Yes. Thanks, Nik, it's Greg. So I guess, a couple of things. So I think we've talked about this before. But given the volume of loans that we're originating, which relative to the market size is still very small, we think we have a lot of dial as far as our focusing on what credit risk a customer we want to focus on and what is our target yield.

And you've seen over the last several quarters us focus on driving that yield up. With loan -- absolute loan book growth comes -- generally comes absolute charge-offs increase. But on a relative basis, which is ultimately how we look at it, we feel very comfortable with our credit performance of our portfolio.

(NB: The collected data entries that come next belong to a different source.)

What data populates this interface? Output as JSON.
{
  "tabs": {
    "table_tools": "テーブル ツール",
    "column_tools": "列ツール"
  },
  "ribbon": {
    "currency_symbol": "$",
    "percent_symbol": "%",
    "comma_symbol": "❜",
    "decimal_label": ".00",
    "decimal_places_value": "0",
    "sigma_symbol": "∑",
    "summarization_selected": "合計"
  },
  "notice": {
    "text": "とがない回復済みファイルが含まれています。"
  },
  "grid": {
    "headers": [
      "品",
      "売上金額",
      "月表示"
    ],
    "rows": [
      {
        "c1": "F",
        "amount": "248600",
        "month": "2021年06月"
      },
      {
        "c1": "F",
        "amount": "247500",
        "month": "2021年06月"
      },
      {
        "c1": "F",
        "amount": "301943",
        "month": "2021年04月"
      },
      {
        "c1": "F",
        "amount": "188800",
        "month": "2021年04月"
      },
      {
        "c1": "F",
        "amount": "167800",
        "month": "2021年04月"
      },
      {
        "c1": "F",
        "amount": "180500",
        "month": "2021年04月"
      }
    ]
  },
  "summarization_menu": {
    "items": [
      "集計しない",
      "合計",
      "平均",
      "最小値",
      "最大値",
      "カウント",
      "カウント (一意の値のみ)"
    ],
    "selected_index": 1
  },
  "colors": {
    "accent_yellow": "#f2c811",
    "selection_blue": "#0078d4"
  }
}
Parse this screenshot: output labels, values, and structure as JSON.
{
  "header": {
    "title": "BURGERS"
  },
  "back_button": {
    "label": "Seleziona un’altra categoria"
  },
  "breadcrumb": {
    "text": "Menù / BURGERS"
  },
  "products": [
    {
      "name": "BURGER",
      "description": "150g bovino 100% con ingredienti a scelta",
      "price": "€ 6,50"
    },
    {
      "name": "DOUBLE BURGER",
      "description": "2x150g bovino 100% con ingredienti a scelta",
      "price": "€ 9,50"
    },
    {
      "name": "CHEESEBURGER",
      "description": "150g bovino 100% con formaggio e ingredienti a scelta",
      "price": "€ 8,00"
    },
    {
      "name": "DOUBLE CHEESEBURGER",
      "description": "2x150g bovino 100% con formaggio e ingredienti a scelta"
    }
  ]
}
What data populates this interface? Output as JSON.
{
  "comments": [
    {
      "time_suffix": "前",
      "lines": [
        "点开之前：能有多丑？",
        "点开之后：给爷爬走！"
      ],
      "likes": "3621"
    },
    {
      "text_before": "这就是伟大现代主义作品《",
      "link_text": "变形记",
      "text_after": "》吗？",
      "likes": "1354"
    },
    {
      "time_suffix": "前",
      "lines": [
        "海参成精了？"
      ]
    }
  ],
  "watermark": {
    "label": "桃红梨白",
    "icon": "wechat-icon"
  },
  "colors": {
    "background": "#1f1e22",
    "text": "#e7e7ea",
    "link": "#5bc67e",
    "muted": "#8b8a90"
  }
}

And I would say that we've generally been in the 15% to 16% range. And I think we're comfortable in that range. I think if I look out end of 2019 and into 2020, do I think that ultimately our charge-off rates will likely be lower even than where they are today from a charge-off rate level? Yes, I think that probably is the case.

But again, we're not seeing any issues on our loan portfolio. We're being very disciplined on it. Again, we've got, as I say, a very small share relative to the size of the market and relative to, quite frankly, the size of our member base and the size of new members that we're bringing on.

So that really does allow us to be pretty selective in how we're actually adjudicating on the credit side..

Nik Priebe

Okay, no, that's good color. And the actual absolute level of loan growth was just a bit lower sequentially in the fourth quarter relative to the larger step-up in the third quarter.

I'm just wondering like, was that the result of a bit of deliberate slowdown in the growth rate of that portfolio just in the interest of balance sheet preservation? Or was there anything else on there?.

Greg Feller President, Chief Financial Officer & Director

Yes. So I would say that, yes, as we say, that's vetted the dial that we can control, and so we are managing the level of growth that we want to see on our balance sheet.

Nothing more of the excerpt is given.